LONDON (Reuters) - The fight against global warming is in danger of being downgraded on more urgent fears over energy security, heightened by a Russian war with Georgia, and a global economic slowdown.
Added to the mix -- politicians are faced with a rising clamor of complaints from voters over record fuel bills, and racing gas and oil prices have sparked new interest in high-carbon coal as well as cleaner alternatives.
“A few years ago it was all about climate change. Now energy security has come up too. The problems arise when the two come into conflict,” said Michael Grubb, chief economist at the Carbon Trust think-tank.
Ensuring energy security can clash with the fight against climate change.
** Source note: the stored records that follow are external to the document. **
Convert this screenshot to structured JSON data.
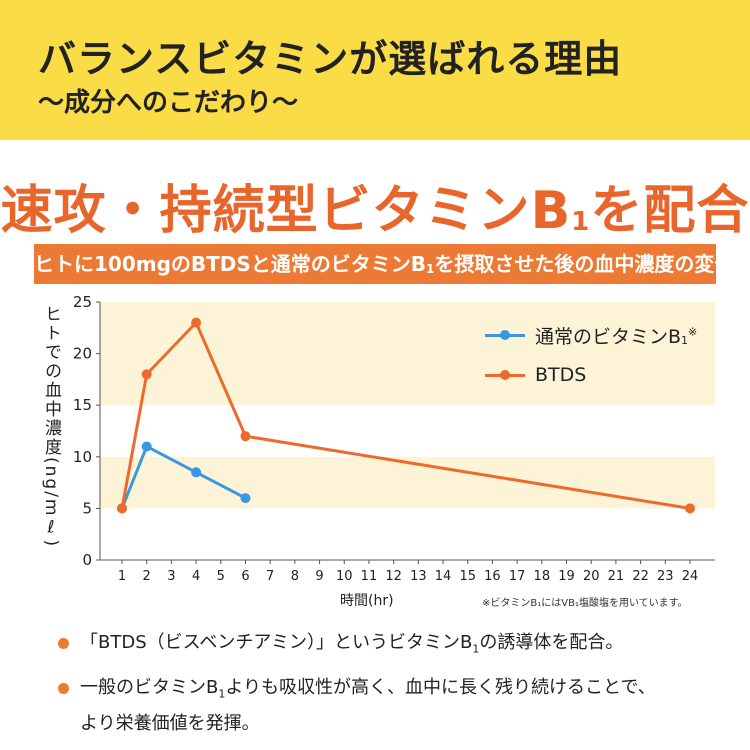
{
  "header": {
    "title": "バランスビタミンが選ばれる理由",
    "subtitle": "〜成分へのこだわり〜"
  },
  "heading": {
    "before": "速攻・持続型ビタミンB",
    "sub": "1",
    "after": "を配合"
  },
  "caption": {
    "before": "ヒトに100mgのBTDSと通常のビタミンB",
    "sub": "1",
    "after": "を摂取させた後の血中濃度の変化"
  },
  "colors": {
    "header_band": "#fadc46",
    "accent_orange": "#e8652c",
    "series_btds": "#ec6a2c",
    "series_normal": "#3a97e0",
    "band_fill": "#fdf4d8"
  },
  "chart_data": {
    "type": "line",
    "ylabel": "ヒトでの血中濃度(ng/mℓ)",
    "xlabel": "時間(hr)",
    "x_ticks": [
      1,
      2,
      3,
      4,
      5,
      6,
      7,
      8,
      9,
      10,
      11,
      12,
      13,
      14,
      15,
      16,
      17,
      18,
      19,
      20,
      21,
      22,
      23,
      24
    ],
    "y_ticks": [
      0,
      5,
      10,
      15,
      20,
      25
    ],
    "xlim": [
      0.1,
      25
    ],
    "ylim": [
      0,
      25
    ],
    "bands": [
      [
        5,
        10
      ],
      [
        15,
        20
      ],
      [
        20,
        25
      ]
    ],
    "legend_position": "top-right",
    "series": [
      {
        "name": "通常のビタミンB₁※",
        "name_parts": {
          "before": "通常のビタミンB",
          "sub": "1",
          "sup": "※"
        },
        "color": "#3a97e0",
        "points": [
          [
            1,
            5
          ],
          [
            2,
            11
          ],
          [
            4,
            8.5
          ],
          [
            6,
            6
          ]
        ]
      },
      {
        "name": "BTDS",
        "color": "#ec6a2c",
        "points": [
          [
            1,
            5
          ],
          [
            2,
            18
          ],
          [
            4,
            23
          ],
          [
            6,
            12
          ],
          [
            24,
            5
          ]
        ]
      }
    ],
    "footnote": "※ビタミンB₁にはVB₁塩酸塩を用いています。"
  },
  "bullets": [
    {
      "lines": [
        {
          "before": "「BTDS（ビスベンチアミン）」というビタミンB",
          "sub": "1",
          "after": "の誘導体を配合。"
        }
      ]
    },
    {
      "lines": [
        {
          "before": "一般のビタミンB",
          "sub": "1",
          "after": "よりも吸収性が高く、血中に長く残り続けることで、"
        },
        {
          "before": "より栄養価値を発揮。",
          "sub": "",
          "after": ""
        }
      ]
    }
  ]
}
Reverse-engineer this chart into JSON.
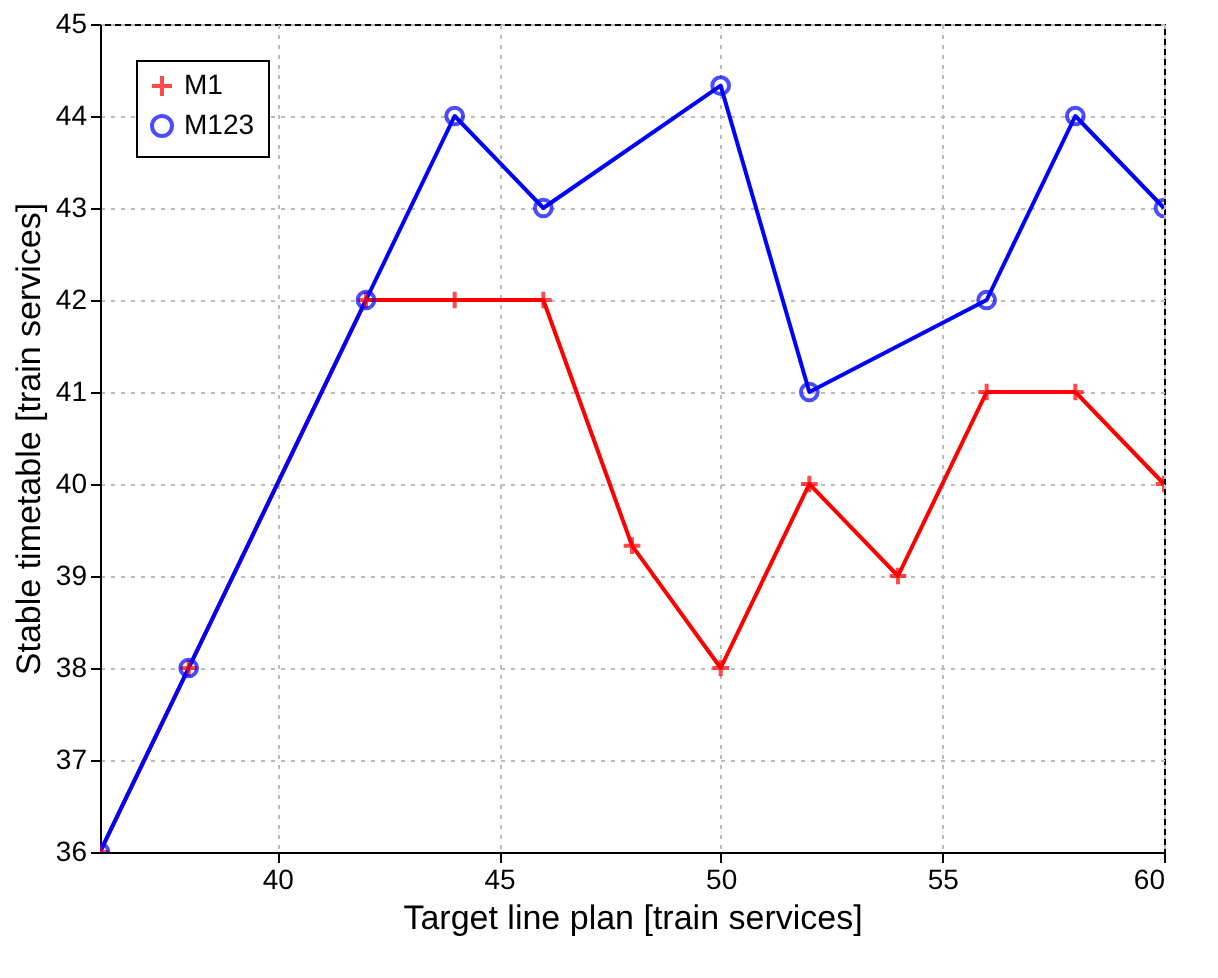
{
  "chart_data": {
    "type": "line",
    "xlabel": "Target line plan [train services]",
    "ylabel": "Stable timetable [train services]",
    "xlim": [
      36,
      60
    ],
    "xticks": [
      40,
      45,
      50,
      55,
      60
    ],
    "ylim": [
      36,
      45
    ],
    "yticks": [
      36,
      37,
      38,
      39,
      40,
      41,
      42,
      43,
      44,
      45
    ],
    "grid": true,
    "legend": "top left",
    "line_style": "solid",
    "series": [
      {
        "name": "M1",
        "color": "#ff0000",
        "marker": "cross",
        "x": [
          36,
          38,
          42,
          44,
          46,
          48,
          50,
          52,
          54,
          56,
          58,
          60
        ],
        "values": [
          36,
          38,
          42,
          42,
          42,
          39.33,
          38,
          40,
          39,
          41,
          41,
          40
        ]
      },
      {
        "name": "M123",
        "color": "#0000ff",
        "marker": "circle",
        "x": [
          36,
          38,
          42,
          44,
          46,
          50,
          52,
          56,
          58,
          60
        ],
        "values": [
          36,
          38,
          42,
          44,
          43,
          44.33,
          41,
          42,
          44,
          43
        ]
      }
    ]
  }
}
In particular, the cheapest, most available energy source is coal, which also emits the most greenhouse gases when burned to generate electricity.
The sight two weeks ago of Russian tanks rolling into Georgia, a key energy transit route to Western Europe, has raised anxieties about Europe’s dependence on Russia for a quarter of its natural gas and thrown a spotlight on alternatives such as coal, wind and nuclear.
Poland said last week that the Russia-Georgia dispute had made gas a less attractive source of electricity.
“The key issues are now defined by what are coherent responses to these twin concerns,” said Grubb. “Where there are conflicts it would be dumb to do something which is entirely one at the expense of the other. But there are signs of a drift in that direction,” he told Reuters.
That shift has alarmed environmentalists who have also accused European Union lawmakers of weakening emissions curbs from cars and planes.
“There is clear evidence of backsliding. It is our job to make sure they don’t. This is no time for short-term expediency,” said WWF’s UK chief executive David Nussbaum.
Presidential nominee Barack Obama on Thursday promised to invest $150 billion over the next decade to develop affordable, renewable energy sources, touting that as a long-term energy solution rather than new offshore oil drilling.
Climate policies add to the cost of producing electricity, through taxes or penalties on carbon emissions, and guaranteed higher prices for more expensive solar and wind power.
Utilities pass these costs on to consumers. Industry and household fuel bills are already at record levels as a result of racing oil prices.
The trick is to balance the three issues of climate change, energy security and fuel poverty, said Welsh socialist MEP Eluned Morgan, who is guiding legislation to liberalize EU power markets through the European Parliament.
“Until very recently, climate change has been top of the agenda, but with issues in Georgia and increasing energy prices due to increased global demand, security of supply will come more to the forefront,” she said.
British Business Secretary John Hutton, whose brief covers energy, told a British newspaper this week that the “first and foremost” energy priority was providing affordable and secure supplies, not climate change.
“We cannot afford to say no to new coal, new gas or new nuclear,” he told the Daily Telegraph in an interview.
Hutton added that gas-rich Russia’s brief war with Georgia and unilateral recognition of two breakaway regions highlighted the need for energy importing nations to reduce their dependence on single and unpredictable suppliers.
European parliamentarians urged caution on draft EU rules to slash the bloc’s greenhouse gas emissions by up to a third by 2020, in proposals seen by Reuters on Thursday.
The EU Industry Committee members were also considering amendments to the EU’s flagship Emission Trading Scheme so it had less impact on the energy bills of industries operating in global markets like steel.
A renewable energy industry which just months ago was celebrating a rocketing oil price, because that sparked more interest in energy alternatives, now sees resulting high fuel bills as a threat to climate policies and wind, solar subsidies.
In Accra, Ghana, the United Nations this week expressed optimism that agreement on a new global climate treaty would be reached in Copenhagen end-2009, on time, despite an economic slowdown and the collapse of world trade talks in July.
“Governments are very committed to this process. I feel sure that the train will reach Copenhagen as planned,” said Yvo de Boer, head of the U.N. Climate Change Secretariat.
But chief U.S. climate negotiator Harlan Watson said that the slowing economy would hinder efforts by either Obama or Republican rival John McCain to do more on climate change.
“Anything that raises the price of electricity is going to be a political problem,” he told Reuters in Accra.